W niedzielę przed godziną 21:00 do policjantów starachowickiej komendy wpłynęło zgłoszenie o bójce czterech mężczyzn na terenie Starachowic. Policjanci na miejscu zastali tylko dwóch mężczyzn. Z relacji 39 i 37-latka wynikało, że zostali pobici, młodszy z nich trafił do szpitala z obrażeniami powstałymi po pogryzieniu przez psa.
Według ich relacji, dwaj mężczyźni wraz z kobietą i psem przechodzili obok nich. 39-latek miał zwrócić uwagę mężczyźnie, który trzymał groźne zwierzę na smyczy, aby robił to w bardziej bezpieczny sposób. Cała trójka wraz z psem oddaliła się, lecz po pewnym czasie, już bez kobiety obaj mężczyźni wrócili na miejsce. Doszło do szarpaniny i bójki, w pewnym momencie właściciel psa spuścił go ze smyczy, a ten pogryzł 37-latka.

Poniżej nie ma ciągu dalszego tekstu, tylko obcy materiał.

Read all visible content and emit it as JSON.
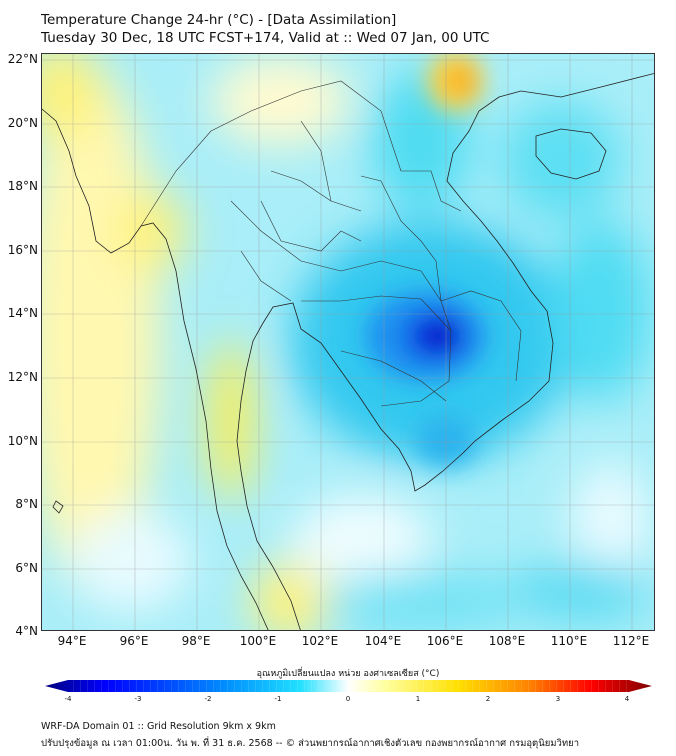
{
  "header": {
    "title": "Temperature Change 24-hr (°C) - [Data Assimilation]",
    "subtitle": "Tuesday 30 Dec, 18 UTC FCST+174, Valid at :: Wed 07 Jan, 00 UTC"
  },
  "map": {
    "lat_labels": [
      "22°N",
      "20°N",
      "18°N",
      "16°N",
      "14°N",
      "12°N",
      "10°N",
      "8°N",
      "6°N",
      "4°N"
    ],
    "lon_labels": [
      "94°E",
      "96°E",
      "98°E",
      "100°E",
      "102°E",
      "104°E",
      "106°E",
      "108°E",
      "110°E",
      "112°E"
    ],
    "extent": {
      "lon": [
        93,
        112.8
      ],
      "lat": [
        4,
        22.2
      ]
    }
  },
  "colorbar": {
    "label": "อุณหภูมิเปลี่ยนแปลง หน่วย องศาเซลเซียส (°C)",
    "ticks": [
      "-4",
      "-3",
      "-2",
      "-1",
      "0",
      "1",
      "2",
      "3",
      "4"
    ],
    "range": [
      -4,
      4
    ],
    "colors": [
      "#00007f",
      "#0000ff",
      "#0080ff",
      "#00e5ff",
      "#c8f8ff",
      "#ffffff",
      "#ffffa0",
      "#ffe000",
      "#ff8000",
      "#ff0000",
      "#7f0000"
    ]
  },
  "footer": {
    "line1": "WRF-DA Domain 01 :: Grid Resolution 9km x 9km",
    "line2": "ปรับปรุงข้อมูล ณ เวลา 01:00น. วัน พ. ที่ 31 ธ.ค. 2568 -- © ส่วนพยากรณ์อากาศเชิงตัวเลข กองพยากรณ์อากาศ กรมอุตุนิยมวิทยา"
  }
}
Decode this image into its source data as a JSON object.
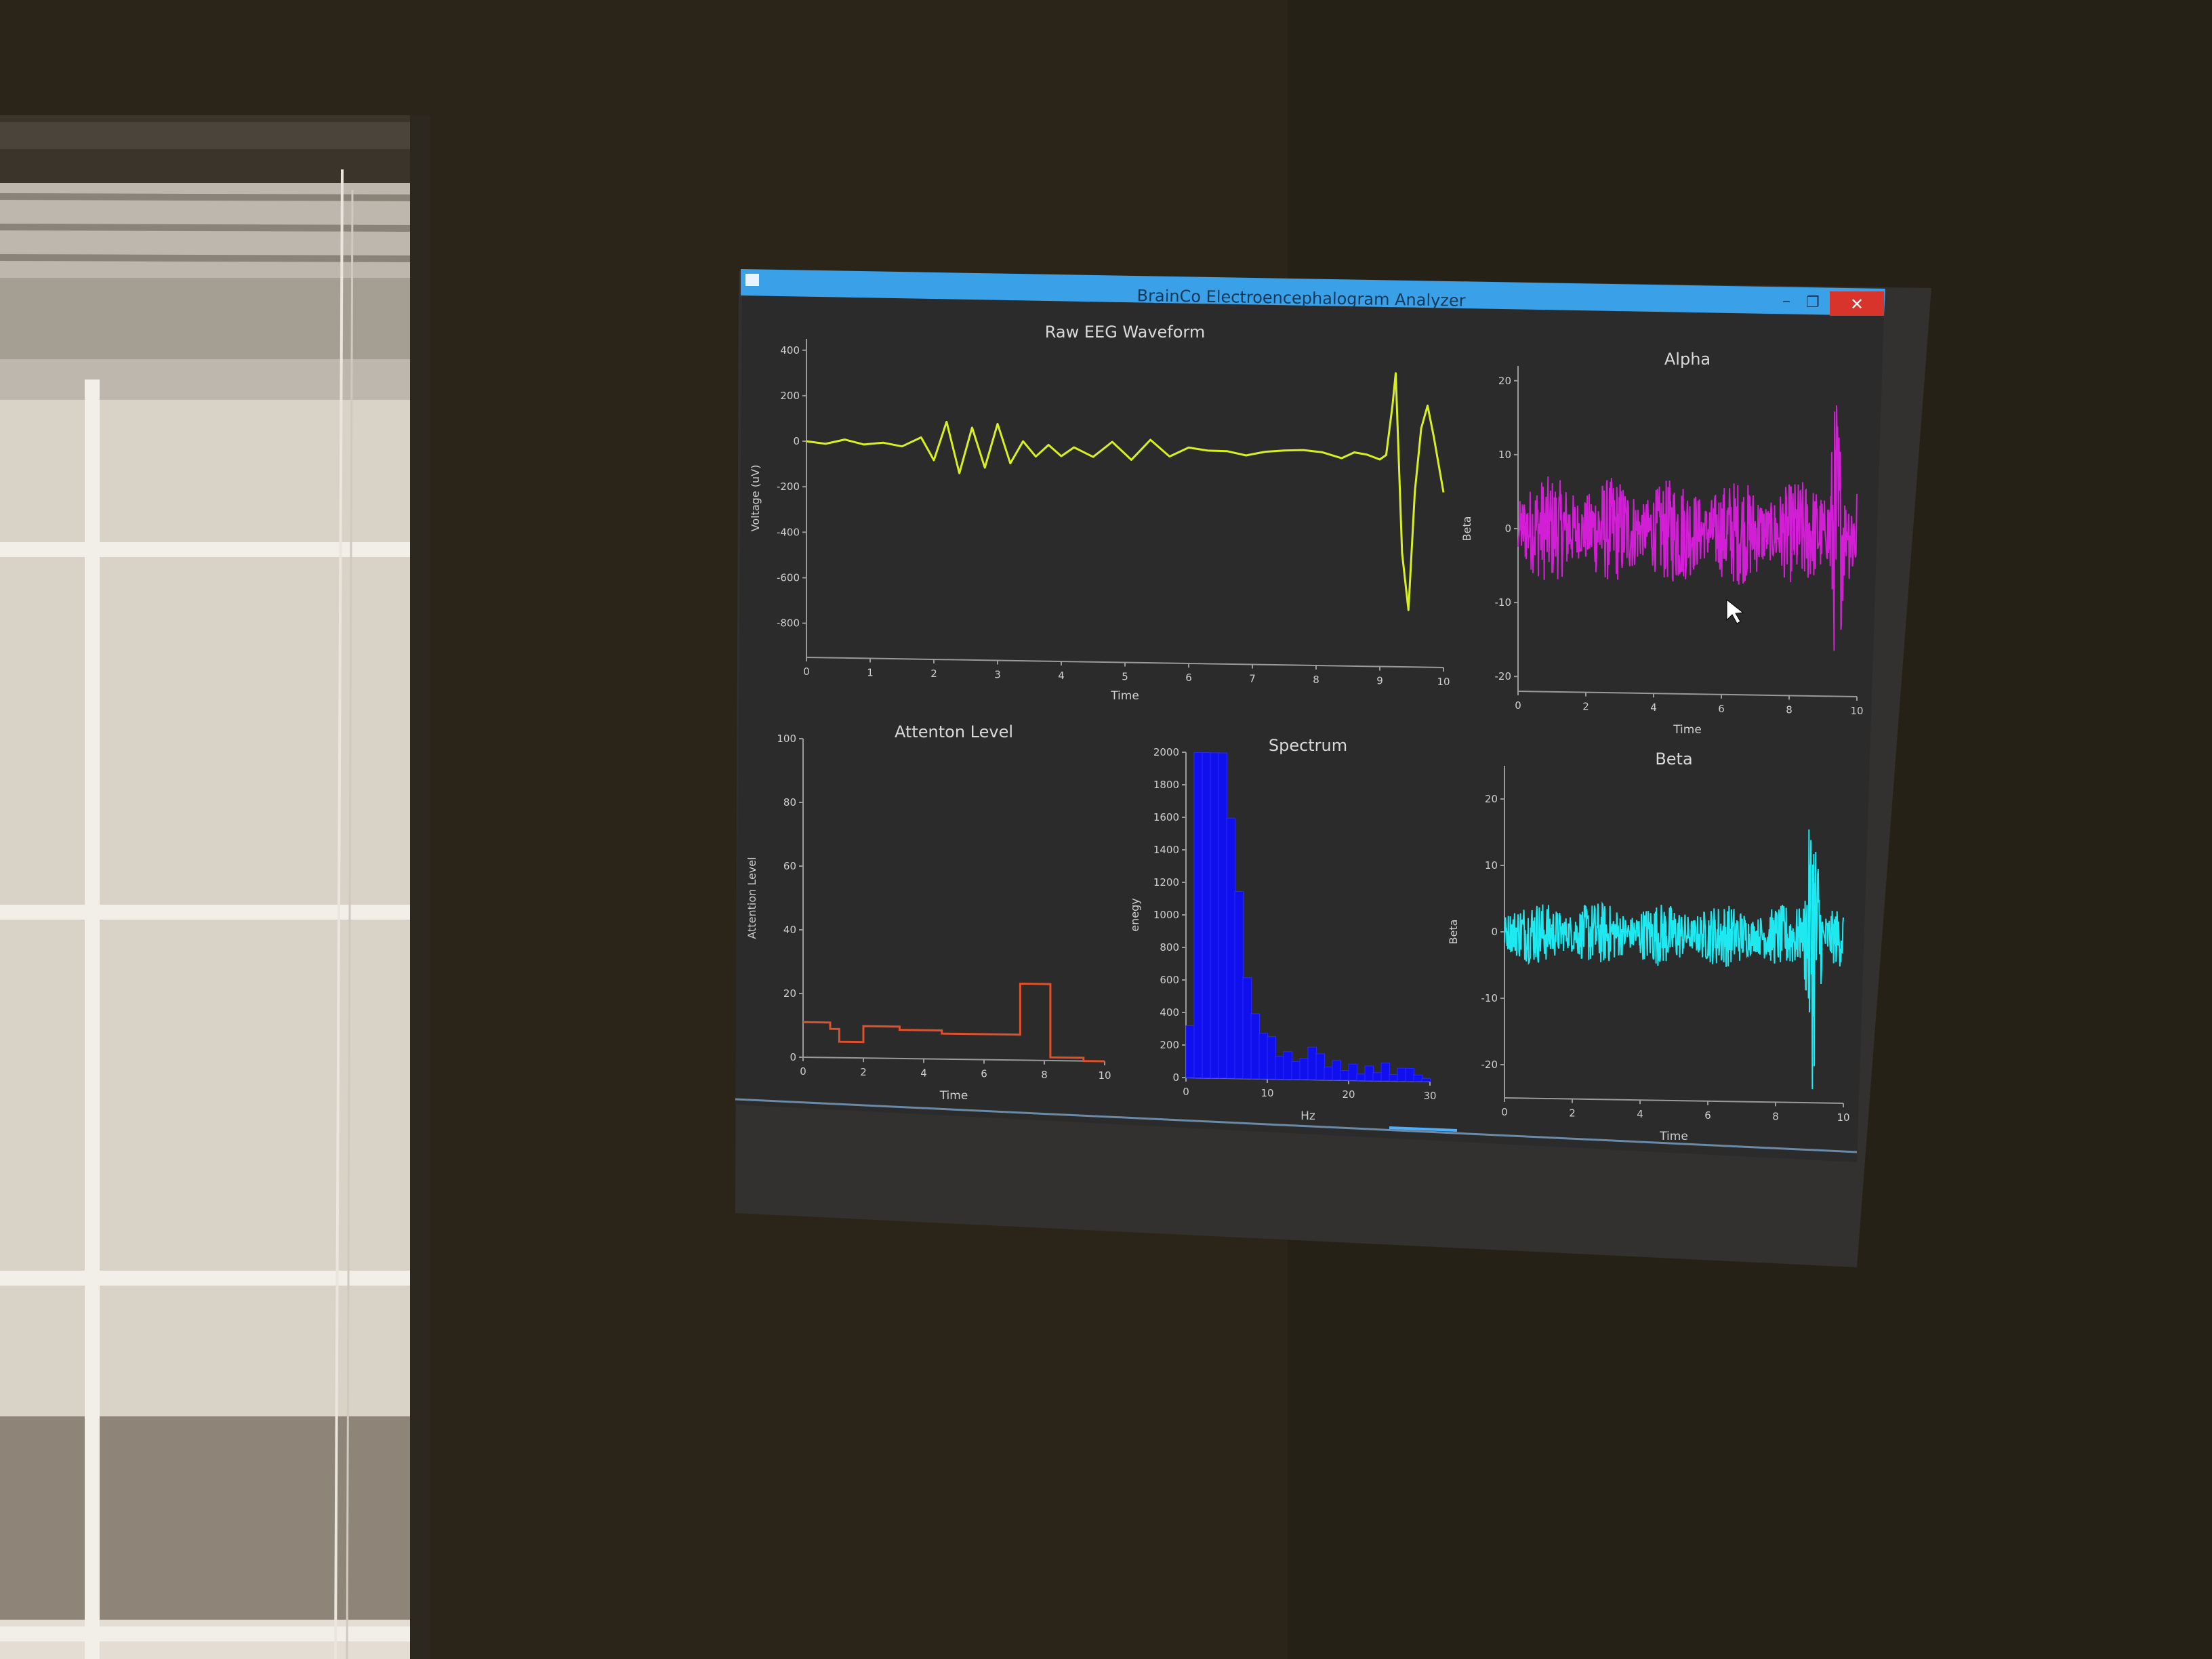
{
  "window": {
    "title": "BrainCo Electroencephalogram Analyzer",
    "controls": {
      "minimize": "–",
      "restore": "❐",
      "close": "✕"
    },
    "title_bar_color": "#3aa0e8",
    "close_color": "#d9342b",
    "plot_background": "#2b2b2b"
  },
  "charts": {
    "raw": {
      "title": "Raw EEG Waveform",
      "xlabel": "Time",
      "ylabel": "Voltage (uV)",
      "color": "#d8f020",
      "xticks": [
        "0",
        "1",
        "2",
        "3",
        "4",
        "5",
        "6",
        "7",
        "8",
        "9",
        "10"
      ],
      "yticks": [
        "400",
        "200",
        "0",
        "-200",
        "-400",
        "-600",
        "-800"
      ]
    },
    "alpha": {
      "title": "Alpha",
      "xlabel": "Time",
      "ylabel": "Beta",
      "color": "#d21fd6",
      "xticks": [
        "0",
        "2",
        "4",
        "6",
        "8",
        "10"
      ],
      "yticks": [
        "20",
        "10",
        "0",
        "-10",
        "-20"
      ]
    },
    "attention": {
      "title": "Attenton Level",
      "xlabel": "Time",
      "ylabel": "Attention Level",
      "color": "#e0502a",
      "xticks": [
        "0",
        "2",
        "4",
        "6",
        "8",
        "10"
      ],
      "yticks": [
        "100",
        "80",
        "60",
        "40",
        "20",
        "0"
      ]
    },
    "spectrum": {
      "title": "Spectrum",
      "xlabel": "Hz",
      "ylabel": "enegy",
      "color": "#1010ee",
      "xticks": [
        "0",
        "10",
        "20",
        "30"
      ],
      "yticks": [
        "2000",
        "1800",
        "1600",
        "1400",
        "1200",
        "1000",
        "800",
        "600",
        "400",
        "200",
        "0"
      ]
    },
    "beta": {
      "title": "Beta",
      "xlabel": "Time",
      "ylabel": "Beta",
      "color": "#1ee8f0",
      "xticks": [
        "0",
        "2",
        "4",
        "6",
        "8",
        "10"
      ],
      "yticks": [
        "20",
        "10",
        "0",
        "-10",
        "-20"
      ]
    }
  },
  "chart_data": [
    {
      "type": "line",
      "title": "Raw EEG Waveform",
      "xlabel": "Time",
      "ylabel": "Voltage (uV)",
      "xlim": [
        0,
        10
      ],
      "ylim": [
        -950,
        450
      ],
      "series": [
        {
          "x": [
            0,
            0.3,
            0.6,
            0.9,
            1.2,
            1.5,
            1.8,
            2.0,
            2.2,
            2.4,
            2.6,
            2.8,
            3.0,
            3.2,
            3.4,
            3.6,
            3.8,
            4.0,
            4.2,
            4.5,
            4.8,
            5.1,
            5.4,
            5.7,
            6.0,
            6.3,
            6.6,
            6.9,
            7.2,
            7.5,
            7.8,
            8.1,
            8.4,
            8.6,
            8.8,
            9.0,
            9.1,
            9.2,
            9.25,
            9.35,
            9.45,
            9.55,
            9.65,
            9.75,
            9.85,
            9.95,
            10.0
          ],
          "y": [
            0,
            -10,
            10,
            -15,
            5,
            -20,
            10,
            -80,
            90,
            -120,
            60,
            -110,
            80,
            -90,
            20,
            -60,
            10,
            -50,
            0,
            -40,
            10,
            -70,
            20,
            -30,
            0,
            -20,
            -10,
            -25,
            -10,
            -20,
            -15,
            -10,
            -35,
            -20,
            -10,
            -40,
            -20,
            200,
            340,
            -450,
            -700,
            -180,
            100,
            200,
            60,
            -100,
            -180
          ]
        }
      ]
    },
    {
      "type": "line",
      "title": "Alpha",
      "xlabel": "Time",
      "ylabel": "Beta",
      "xlim": [
        0,
        10
      ],
      "ylim": [
        -22,
        22
      ],
      "series": [
        {
          "x": [
            0,
            10
          ],
          "y_range": [
            -22,
            21
          ],
          "typical_amplitude": 6
        }
      ]
    },
    {
      "type": "line",
      "title": "Attenton Level",
      "xlabel": "Time",
      "ylabel": "Attention Level",
      "xlim": [
        0,
        10
      ],
      "ylim": [
        0,
        100
      ],
      "series": [
        {
          "x": [
            0,
            0.9,
            0.9,
            1.2,
            1.2,
            2.0,
            2.0,
            3.2,
            3.2,
            4.6,
            4.6,
            6.9,
            6.9,
            7.2,
            7.2,
            8.2,
            8.2,
            9.3,
            9.3,
            10
          ],
          "y": [
            11,
            11,
            9,
            9,
            5,
            5,
            10,
            10,
            9,
            9,
            8,
            8,
            8,
            8,
            24,
            24,
            1,
            1,
            0,
            0
          ]
        }
      ]
    },
    {
      "type": "bar",
      "title": "Spectrum",
      "xlabel": "Hz",
      "ylabel": "enegy",
      "xlim": [
        0,
        30
      ],
      "ylim": [
        0,
        2000
      ],
      "categories": [
        1,
        2,
        3,
        4,
        5,
        6,
        7,
        8,
        9,
        10,
        11,
        12,
        13,
        14,
        15,
        16,
        17,
        18,
        19,
        20,
        21,
        22,
        23,
        24,
        25,
        26,
        27,
        28,
        29,
        30
      ],
      "values": [
        320,
        2000,
        2000,
        2000,
        2000,
        1600,
        1150,
        620,
        400,
        280,
        260,
        140,
        170,
        110,
        130,
        200,
        160,
        80,
        120,
        60,
        100,
        40,
        90,
        50,
        110,
        40,
        80,
        80,
        40,
        20
      ]
    },
    {
      "type": "line",
      "title": "Beta",
      "xlabel": "Time",
      "ylabel": "Beta",
      "xlim": [
        0,
        10
      ],
      "ylim": [
        -25,
        25
      ],
      "series": [
        {
          "x": [
            0,
            10
          ],
          "y_range": [
            -25,
            24
          ],
          "typical_amplitude": 4
        }
      ]
    }
  ]
}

Kryminalni następnego dnia zatrzymano 33 i 29-latka. Obaj mieszkańcy Starachowic są podejrzewani o udział w tym zdarzeniu. Wczoraj Prokuratura Rejonowa w Starachowicach zastosowała wobec mężczyzn środki wolnościowe. Teraz obaj mężczyźni będą tłumaczyć swoje zachowanie przed sądem, a za to przestępstwo może im grozić nawet do 8 lat pozbawienia wolności.